Ray Ann Sedres | 19 July 2023
The third Sanlam Transformation Gauge, a research report that takes a holistic measurement of economic transformation in SA, has scored SA Inc as a low level three.
The result is based on the average score of the 14,542 companies involved.
A key theme that emerged again was that the broad-based BEE (BBBEE) system is not representative of the state of transformation in the workplace. In fact, this is far behind what scorecards reflect.
Companies pour billions of rand into compliance efforts, but inequality is increasing in SA — which the World Bank already ranks as the most unequal country in the world. We need fast, shared impact at scale. That requires creative thinking and collaboration.
This year, almost all scorecard elements failed to reach their targets, except for socioeconomic development. It's becoming clear we need a system overhaul to address the systemic challenges buried deep in SA’s DNA. The solution doesn’t lie in greater regulation or a bigger compliance burden — we must be audacious.
Now is the time for transformation by deliberate design. We need a big-picture vision that takes a broader view of transformation, with long-term structural change as the goal. We need new ways to measure success by impact, not just input.
As a purpose-led group, Sanlam is committed to empowering all Africans to be financially confident and prosperous. This isn’t possible in a country such as SA that's fractured by deep fault lines of inequality. As such, our notion of transformation goes far beyond compliance. Sanlam has the stature and stability to help change the nation’s narrative, to foster socioeconomic inclusion and drive an agenda of deliberate change.
Sanlam is pushing the boundaries of traditional transformation in four pivotal ways:
1. Adopting a broader view of transformation
Sanlam contributes to sustainable growth, higher investment, job creation, reduced inequalities and deracialised economic activity.
2. Sanlam's impact in Africa
The company touches more than 32-million lives across Africa and more than 22-million in India and Malaysia, with a target of 50-million for Africa by 2025.
It has an opportunity to serve as an inclusivity champion and uplift the previously disadvantaged and excluded members of society — enabling access and participation in financial services.
3. Linking capabilities to furthering socioeconomic transformation:
Sanlam has a huge bank of expertise it can leverage to move the needle. For example, more than 70% of jobs are generated by small, medium and micro enterprises (SMEs) in emerging economies, contributing up to 40% to a country's GDP.

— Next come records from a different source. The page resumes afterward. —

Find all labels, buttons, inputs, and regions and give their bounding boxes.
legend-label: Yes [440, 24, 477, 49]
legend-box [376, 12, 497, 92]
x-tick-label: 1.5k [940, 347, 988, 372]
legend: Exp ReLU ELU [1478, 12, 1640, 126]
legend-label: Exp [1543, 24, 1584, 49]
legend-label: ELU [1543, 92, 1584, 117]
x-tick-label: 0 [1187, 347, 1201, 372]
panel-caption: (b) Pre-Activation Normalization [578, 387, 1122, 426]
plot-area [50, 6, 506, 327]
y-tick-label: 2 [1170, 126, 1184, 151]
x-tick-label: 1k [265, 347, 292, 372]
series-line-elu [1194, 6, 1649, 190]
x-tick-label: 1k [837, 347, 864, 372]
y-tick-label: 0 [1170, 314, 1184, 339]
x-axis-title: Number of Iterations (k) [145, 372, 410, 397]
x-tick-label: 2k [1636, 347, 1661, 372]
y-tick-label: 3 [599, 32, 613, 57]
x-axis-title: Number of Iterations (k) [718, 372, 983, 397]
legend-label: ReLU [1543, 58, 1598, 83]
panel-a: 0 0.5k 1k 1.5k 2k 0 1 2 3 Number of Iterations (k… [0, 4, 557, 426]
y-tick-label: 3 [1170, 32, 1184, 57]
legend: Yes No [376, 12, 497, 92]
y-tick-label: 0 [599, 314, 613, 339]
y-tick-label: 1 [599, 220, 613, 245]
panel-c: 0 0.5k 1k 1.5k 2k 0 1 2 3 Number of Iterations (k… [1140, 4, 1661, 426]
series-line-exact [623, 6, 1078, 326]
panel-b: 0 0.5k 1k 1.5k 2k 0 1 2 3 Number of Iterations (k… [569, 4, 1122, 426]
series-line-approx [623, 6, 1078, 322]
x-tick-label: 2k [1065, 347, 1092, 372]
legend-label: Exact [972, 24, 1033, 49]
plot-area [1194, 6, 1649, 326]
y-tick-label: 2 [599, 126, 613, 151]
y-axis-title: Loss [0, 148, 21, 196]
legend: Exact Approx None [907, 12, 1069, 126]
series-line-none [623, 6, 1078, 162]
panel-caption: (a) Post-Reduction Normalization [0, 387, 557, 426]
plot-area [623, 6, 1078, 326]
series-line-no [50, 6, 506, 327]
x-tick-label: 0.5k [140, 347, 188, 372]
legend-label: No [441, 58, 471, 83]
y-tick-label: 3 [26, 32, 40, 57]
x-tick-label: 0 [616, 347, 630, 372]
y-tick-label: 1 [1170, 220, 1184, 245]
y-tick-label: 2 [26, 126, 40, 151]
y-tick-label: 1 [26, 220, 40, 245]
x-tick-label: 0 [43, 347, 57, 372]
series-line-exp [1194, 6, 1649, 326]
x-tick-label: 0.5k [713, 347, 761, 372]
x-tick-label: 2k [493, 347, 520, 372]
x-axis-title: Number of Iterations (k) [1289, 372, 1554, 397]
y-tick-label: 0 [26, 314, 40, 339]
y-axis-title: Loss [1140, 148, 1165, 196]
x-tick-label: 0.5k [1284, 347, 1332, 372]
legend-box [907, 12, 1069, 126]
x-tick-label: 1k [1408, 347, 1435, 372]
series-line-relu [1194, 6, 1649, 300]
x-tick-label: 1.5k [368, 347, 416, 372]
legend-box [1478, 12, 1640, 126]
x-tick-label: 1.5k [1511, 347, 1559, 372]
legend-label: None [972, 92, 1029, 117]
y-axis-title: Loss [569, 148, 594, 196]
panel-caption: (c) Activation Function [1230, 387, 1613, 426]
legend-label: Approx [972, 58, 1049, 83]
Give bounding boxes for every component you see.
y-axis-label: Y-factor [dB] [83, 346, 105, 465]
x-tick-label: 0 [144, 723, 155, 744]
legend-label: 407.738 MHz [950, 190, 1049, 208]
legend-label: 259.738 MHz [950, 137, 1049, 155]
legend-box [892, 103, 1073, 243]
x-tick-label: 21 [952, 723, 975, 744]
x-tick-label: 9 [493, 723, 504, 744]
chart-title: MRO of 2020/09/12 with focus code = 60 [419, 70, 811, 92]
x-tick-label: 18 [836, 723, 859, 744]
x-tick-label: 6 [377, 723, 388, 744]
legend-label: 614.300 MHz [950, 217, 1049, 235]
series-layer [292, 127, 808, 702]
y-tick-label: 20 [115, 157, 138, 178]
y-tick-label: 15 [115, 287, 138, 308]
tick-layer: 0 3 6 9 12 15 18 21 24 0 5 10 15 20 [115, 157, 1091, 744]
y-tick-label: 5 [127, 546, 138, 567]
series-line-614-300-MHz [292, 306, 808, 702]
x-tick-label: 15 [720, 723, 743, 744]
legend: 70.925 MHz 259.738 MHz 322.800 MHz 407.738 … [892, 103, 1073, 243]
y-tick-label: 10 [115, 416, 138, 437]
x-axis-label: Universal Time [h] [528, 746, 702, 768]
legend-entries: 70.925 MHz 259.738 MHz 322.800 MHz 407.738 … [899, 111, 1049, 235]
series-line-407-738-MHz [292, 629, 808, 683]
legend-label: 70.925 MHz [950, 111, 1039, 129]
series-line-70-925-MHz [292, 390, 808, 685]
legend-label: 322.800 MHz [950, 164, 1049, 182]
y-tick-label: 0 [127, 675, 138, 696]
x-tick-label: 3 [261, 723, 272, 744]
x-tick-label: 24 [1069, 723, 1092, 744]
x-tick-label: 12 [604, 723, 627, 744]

The company has put its might into nurturing the nation’s SMEs through a multifactorial approach, from risk management and employee benefit offerings to enterprise and supplier development contributions of R225m in 2022.
In addition, Sanlam Investments’ Investors’ Legacy Range and Resilient Investment Fund were established to create and preserve jobs — primarily in the small business sector.
Sanlam also runs an enterprise and supplier development programme, which has created and sustained 3,578 jobs since inception. It uses procurement to push the transformation agenda, with R4.4bn spent on SMEs, R4.7bn spent on black-owned suppliers, and R2.6bn on black-women owned suppliers in 2022.
The goal is to unlock opportunities for local procurement in host countries across the continent and Sanlam has only scratched the surface of its potential to do so.
4. We cannot do it alone:
The scale of transformation required calls for hyper-collaboration. With 1.2-million employees globally, and by leveraging its extensive partner network, Sanlam can ignite a catalytic reaction to set change in motion. Let’s act now, together. This is the moment to go beyond box-ticking compliance in a system that isn’t serving us.
Sanlam is committed to fostering greater financial inclusion through accessible insurance and investment solutions across Africa, a sustained focus on job creation and enterprise growth, infrastructure development and trade solutions, and skills and socioeconomic development through inclusive education. It urges corporate SA to come together at this critical juncture in our history.
Let’s make decisions our young people will thank us for.
The findings of the annual report on the progress of economic transformation in SA were unpacked on July 18.
‘Disclaimer - The views expressed here are not necessarily those of the BEE CHAMBER’.